These Were the Times the End of the World was Foretold based on Real-Life Events

These Were the Times the End of the World was Foretold based on Real-Life Events

Larry Holzwarth - June 25, 2020

These Were the Times the End of the World was Foretold based on Real-Life Events
Pat Robertson predicted the end of the world to occur in 1982. The video can be viewed on YouTube. CBN

17. The televangelist who predicted the end of the world in 1982

In 1980, televangelist Pat Robertson addressed his followers with a startling prediction. Robertson frequently informed his viewers of conversations he had with God, and reported what God had told him during their discussions. In May, 1980, Robertson told his viewers on the program The 700 Club, that the end of the world was scheduled for autumn, 1982, specifying either October or November, though he later modified it to the end of the year. “I guarantee you by the end of 1982 there is going to be a judgment on the world”, he said. Robertson is not the only televangelist to predict the end of the world, and include a time and date.

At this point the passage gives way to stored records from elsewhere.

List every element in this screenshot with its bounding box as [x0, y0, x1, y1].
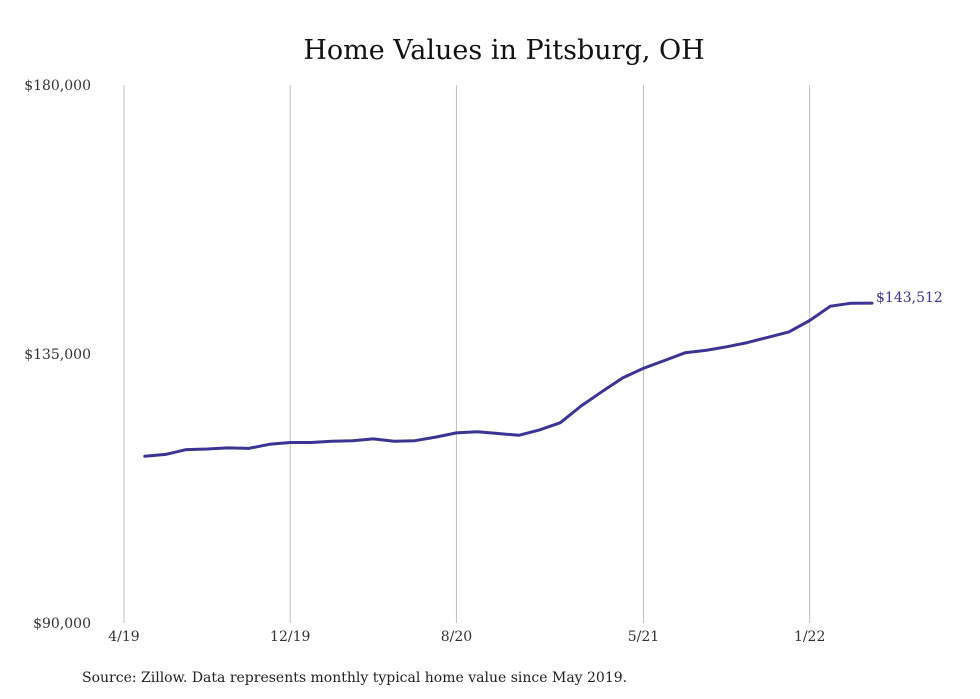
y-axis-tick-labels: $90,000 $135,000 $180,000 [24, 78, 91, 632]
x-tick-label: 1/22 [794, 629, 825, 645]
x-tick-label: 8/20 [441, 629, 472, 645]
y-tick-label: $180,000 [24, 78, 91, 94]
y-tick-label: $135,000 [24, 347, 91, 363]
x-axis-tick-labels: 4/19 12/19 8/20 5/21 1/22 [108, 629, 825, 645]
x-tick-label: 4/19 [108, 629, 139, 645]
series-layer [143, 301, 874, 458]
vertical-grid [123, 85, 811, 623]
x-tick-label: 12/19 [270, 629, 310, 645]
end-value-label: $143,512 [876, 290, 943, 306]
series-line-0 [143, 301, 874, 458]
y-tick-label: $90,000 [33, 616, 91, 632]
chart-title: Home Values in Pitsburg, OH [303, 35, 704, 66]
x-tick-label: 5/21 [628, 629, 659, 645]
source-note: Source: Zillow. Data represents monthly … [82, 670, 627, 686]
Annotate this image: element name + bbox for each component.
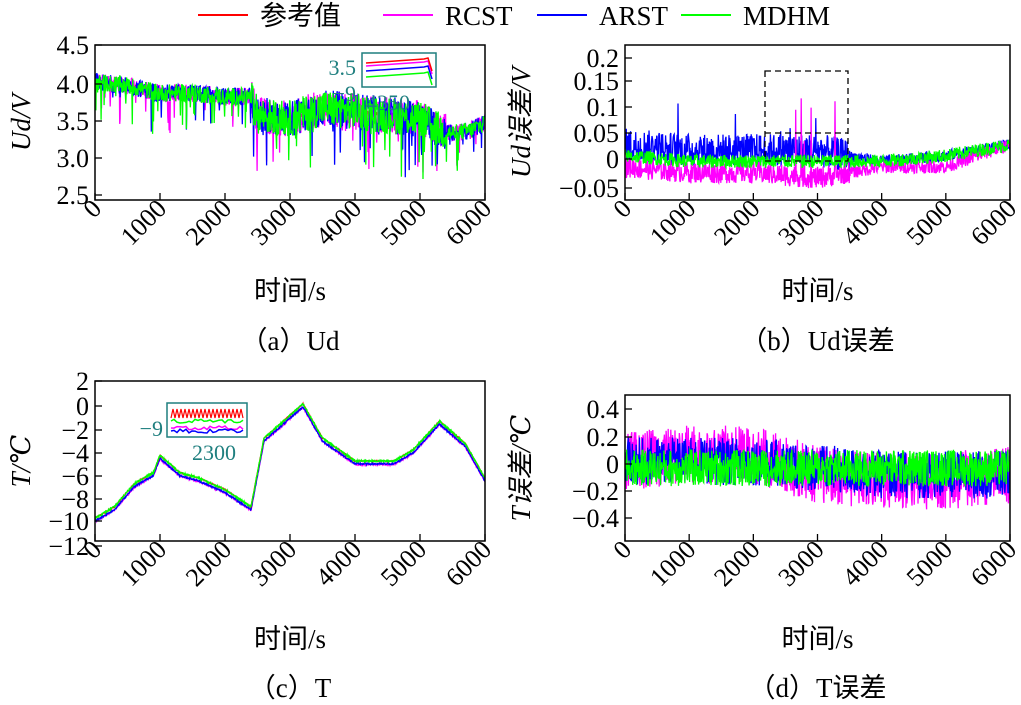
- y-axis-label: T/℃: [6, 435, 36, 488]
- y-tick-label: −6: [61, 462, 89, 491]
- x-axis-label: 时间/s: [254, 276, 326, 306]
- y-axis-label: T误差/℃: [506, 415, 536, 522]
- x-tick-label: 4000: [837, 194, 894, 251]
- inset-line-2: [170, 428, 244, 434]
- y-tick-label: −12: [48, 532, 89, 561]
- panel-caption: （a）Ud: [241, 326, 340, 356]
- x-tick-label: 5000: [375, 535, 432, 592]
- x-tick-label: 2000: [708, 194, 765, 251]
- x-tick-label: 0: [608, 535, 638, 565]
- inset-y-tick: 3.5: [329, 55, 357, 80]
- panel-a: 2.5 3.0 3.5 4.0 4.5 0 1000 2000 3000 4000 5000 6000…: [6, 31, 497, 356]
- y-tick-label: −8: [61, 485, 89, 514]
- x-tick-label: 0: [78, 194, 108, 224]
- inset-line-ref: [170, 408, 244, 419]
- inset-line-1: [365, 65, 433, 80]
- x-axis-label: 时间/s: [254, 624, 326, 654]
- y-tick-label: 4.5: [57, 31, 90, 60]
- series-mdhm: [625, 139, 1010, 170]
- inset-x-tick: 4350: [366, 90, 410, 115]
- y-tick-label: 4.0: [57, 70, 90, 99]
- x-tick-label: 6000: [965, 194, 1021, 251]
- y-tick-label: 0: [76, 392, 89, 421]
- plot-area: [95, 73, 485, 180]
- y-tick-label: 0.1: [587, 93, 620, 122]
- x-tick-label: 3000: [245, 535, 302, 592]
- legend-label-2: ARST: [599, 1, 669, 31]
- x-tick-label: 4000: [837, 535, 894, 592]
- y-tick-label: 0.2: [587, 44, 620, 73]
- plot-frame: [94, 380, 486, 542]
- x-tick-label: 2000: [180, 535, 237, 592]
- inset-line-2: [365, 60, 433, 75]
- y-tick-label: 0.15: [574, 67, 620, 96]
- x-tick-label: 3000: [772, 535, 829, 592]
- y-tick-label: 2: [76, 367, 89, 396]
- x-tick-label: 5000: [901, 535, 958, 592]
- y-tick-label: −0.05: [559, 174, 619, 203]
- x-tick-label: 6000: [440, 194, 497, 251]
- y-tick-label: 0.2: [587, 423, 620, 452]
- x-tick-label: 6000: [440, 535, 497, 592]
- inset-y-tick: −9: [140, 416, 163, 441]
- y-tick-label: −10: [48, 507, 89, 536]
- x-axis-label: 时间/s: [781, 276, 853, 306]
- series-mdhm: [625, 447, 1010, 487]
- inset-x-tick: 2300: [192, 440, 236, 465]
- y-tick-label: −2: [61, 416, 89, 445]
- x-tick-label: 3000: [772, 194, 829, 251]
- series-rcst: [625, 98, 1010, 189]
- y-tick-label: 0.4: [587, 395, 620, 424]
- y-tick-label: −4: [61, 439, 89, 468]
- x-tick-label: 5000: [375, 194, 432, 251]
- x-tick-label: 1000: [115, 535, 172, 592]
- x-tick-label: 3000: [245, 194, 302, 251]
- inset-line-3: [365, 57, 433, 72]
- y-tick-label: 3.5: [57, 107, 90, 136]
- legend-label-0: 参考值: [260, 1, 341, 31]
- y-tick-label: 0: [606, 450, 619, 479]
- y-axis-label: Ud误差/V: [506, 64, 536, 178]
- x-tick-label: 1000: [644, 194, 701, 251]
- legend-label-1: RCST: [445, 1, 513, 31]
- panel-caption: （b）Ud误差: [740, 326, 895, 356]
- x-tick-label: 2000: [180, 194, 237, 251]
- plot-area: [625, 425, 1010, 510]
- x-tick-label: 5000: [901, 194, 958, 251]
- panel-d: −0.4−0.200.20.40 1000 2000 3000 4000 5000 6000…: [506, 394, 1021, 703]
- y-tick-label: 0: [606, 145, 619, 174]
- x-tick-label: 1000: [644, 535, 701, 592]
- panel-caption: （d）T误差: [749, 673, 887, 703]
- series-mdhm: [95, 74, 485, 180]
- panel-caption: （c）T: [249, 673, 332, 703]
- inset-line-0: [365, 71, 433, 86]
- y-axis-label: Ud/V: [6, 91, 36, 152]
- x-tick-label: 0: [608, 194, 638, 224]
- x-axis-label: 时间/s: [781, 624, 853, 654]
- y-tick-label: 2.5: [57, 181, 90, 210]
- x-tick-label: 6000: [965, 535, 1021, 592]
- y-tick-label: −0.2: [572, 477, 619, 506]
- inset-frame: [166, 402, 248, 438]
- x-tick-label: 1000: [115, 194, 172, 251]
- inset: −9 2300: [140, 402, 248, 465]
- x-tick-label: 4000: [310, 194, 367, 251]
- inset-y-tick: −9: [333, 81, 356, 106]
- series-mdhm: [95, 402, 485, 521]
- x-tick-label: 4000: [310, 535, 367, 592]
- y-tick-label: 0.05: [574, 119, 620, 148]
- legend: 参考值 RCST ARST MDHM: [198, 1, 830, 31]
- x-tick-label: 2000: [708, 535, 765, 592]
- plot-area: [625, 98, 1010, 189]
- highlight-box: [764, 70, 849, 162]
- plot-area: [95, 401, 485, 524]
- y-tick-label: −0.4: [572, 504, 619, 533]
- legend-label-3: MDHM: [743, 1, 830, 31]
- y-tick-label: 3.0: [57, 144, 90, 173]
- inset: 3.5−9 4350: [329, 52, 437, 115]
- inset-line-0: [170, 418, 244, 424]
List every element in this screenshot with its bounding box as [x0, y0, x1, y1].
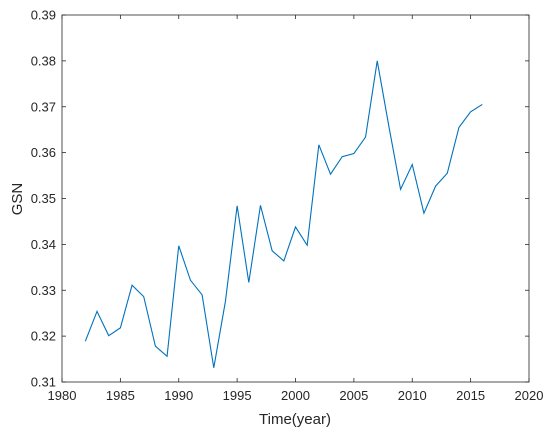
x-tick-label: 2020: [515, 388, 544, 403]
y-axis-label: GSN: [9, 183, 26, 216]
x-axis: 1980 1985 1990 1995 2000 2005 2010 2015 2020: [48, 15, 544, 403]
x-tick-label: 1985: [106, 388, 135, 403]
series-line: [84, 60, 483, 368]
y-axis: 0.31 0.32 0.33 0.34 0.35 0.36 0.37 0.38 0.39: [31, 8, 529, 390]
y-tick-label: 0.38: [31, 53, 56, 68]
x-tick-label: 2015: [456, 388, 485, 403]
x-tick-label: 1980: [48, 388, 77, 403]
x-tick-label: 1990: [164, 388, 193, 403]
y-tick-label: 0.33: [31, 283, 56, 298]
y-tick-label: 0.39: [31, 8, 56, 23]
axes-frame: [61, 14, 530, 383]
y-tick-label: 0.36: [31, 145, 56, 160]
y-tick-label: 0.32: [31, 329, 56, 344]
x-tick-label: 2000: [281, 388, 310, 403]
y-tick-label: 0.31: [31, 375, 56, 390]
x-tick-label: 2005: [339, 388, 368, 403]
x-axis-label: Time(year): [259, 411, 331, 428]
plot-area: [61, 14, 530, 383]
y-tick-label: 0.35: [31, 191, 56, 206]
y-tick-label: 0.37: [31, 99, 56, 114]
x-tick-label: 2010: [398, 388, 427, 403]
y-tick-label: 0.34: [31, 237, 56, 252]
x-tick-label: 1995: [223, 388, 252, 403]
series-layer: [84, 60, 483, 368]
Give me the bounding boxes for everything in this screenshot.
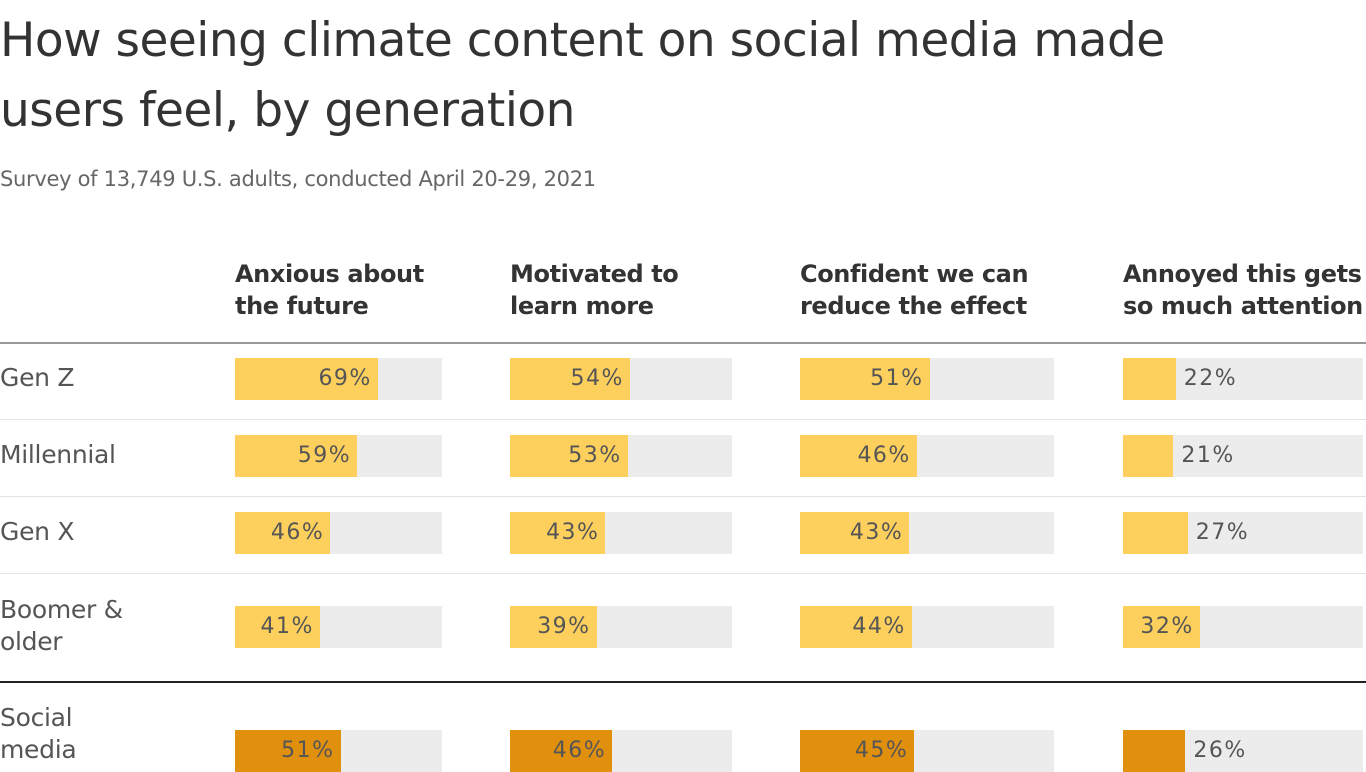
value-label: 26% — [1193, 738, 1247, 763]
total-divider — [0, 681, 1366, 683]
row-label: Social media — [0, 703, 77, 764]
chart-title: How seeing climate content on social med… — [0, 13, 1165, 138]
value-label: 69% — [318, 366, 372, 391]
value-label: 39% — [537, 614, 591, 639]
value-label: 45% — [854, 738, 909, 763]
value-label: 46% — [270, 520, 325, 545]
value-label: 51% — [281, 738, 335, 763]
value-label: 46% — [857, 443, 911, 468]
bar — [510, 512, 606, 554]
bar-track: 69% — [235, 358, 442, 400]
bar — [510, 606, 597, 648]
row-label: Gen Z — [0, 363, 75, 392]
bar-track: 43% — [510, 512, 732, 554]
bar-track: 46% — [800, 435, 1054, 477]
bar — [235, 435, 358, 477]
bar — [510, 358, 630, 400]
bar — [510, 730, 613, 772]
value-label: 43% — [849, 520, 904, 545]
bar — [235, 358, 378, 400]
bar — [1123, 606, 1200, 648]
bar — [800, 512, 910, 554]
row-label: Millennial — [0, 440, 116, 469]
bar — [800, 606, 912, 648]
value-label: 46% — [552, 738, 607, 763]
value-label: 43% — [546, 520, 600, 545]
bar-track: 44% — [800, 606, 1054, 648]
row-label: Boomer & older — [0, 595, 123, 656]
value-label: 32% — [1140, 614, 1194, 639]
value-label: 22% — [1183, 366, 1238, 391]
value-label: 21% — [1181, 443, 1235, 468]
bar-track: 46% — [235, 512, 442, 554]
chart-subtitle: Survey of 13,749 U.S. adults, conducted … — [0, 167, 596, 191]
bar — [800, 358, 930, 400]
bar — [235, 606, 320, 648]
bar-track: 45% — [800, 730, 1054, 772]
bar — [235, 730, 341, 772]
bar-track: 39% — [510, 606, 732, 648]
value-label: 41% — [260, 614, 314, 639]
bar — [1123, 512, 1188, 554]
row-divider — [0, 419, 1366, 420]
column-header: Anxious about the future — [235, 260, 424, 320]
value-label: 44% — [852, 614, 906, 639]
bar-track: 22% — [1123, 358, 1363, 400]
bar-track: 27% — [1123, 512, 1363, 554]
column-header: Annoyed this gets so much attention — [1123, 260, 1363, 320]
bar-track: 21% — [1123, 435, 1363, 477]
column-header: Motivated to learn more — [510, 260, 679, 320]
bar-track: 54% — [510, 358, 732, 400]
row-divider — [0, 496, 1366, 497]
bar-track: 26% — [1123, 730, 1363, 772]
bar-track: 51% — [235, 730, 442, 772]
bar-track: 46% — [510, 730, 732, 772]
bar — [1123, 358, 1176, 400]
bar — [235, 512, 331, 554]
value-label: 54% — [570, 366, 624, 391]
value-label: 59% — [297, 443, 352, 468]
bar-track: 51% — [800, 358, 1054, 400]
row-divider — [0, 342, 1366, 344]
column-header: Confident we can reduce the effect — [800, 260, 1029, 320]
row-divider — [0, 573, 1366, 574]
bar — [510, 435, 628, 477]
value-label: 27% — [1195, 520, 1250, 545]
bar — [1123, 730, 1186, 772]
row-label: Gen X — [0, 517, 75, 546]
bar — [800, 730, 915, 772]
bar-track: 32% — [1123, 606, 1363, 648]
bar-track: 41% — [235, 606, 442, 648]
bar — [1123, 435, 1174, 477]
bar-track: 43% — [800, 512, 1054, 554]
bar-track: 59% — [235, 435, 442, 477]
value-label: 51% — [870, 366, 924, 391]
bar-track: 53% — [510, 435, 732, 477]
value-label: 53% — [568, 443, 622, 468]
bar — [800, 435, 917, 477]
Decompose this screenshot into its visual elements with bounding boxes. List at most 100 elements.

Jack Van Impe, another televangelist and predictor of the end times, once informed his audience of believers that through the use of the Book of Revelation, he had calculated the amount of landmass which would be devastated by nuclear war. According to Van Impe, 18,963,194 square miles of the earth would be devastated as part of the end times. He also predicted the return of Jesus would occur between 2001 and 2012, though Christians had nothing to fear, as the date would begin the thousand-year reign before Armageddon. Believers in the televangelists and their messages view nearly all events as indications the end times are here, or in the very near future.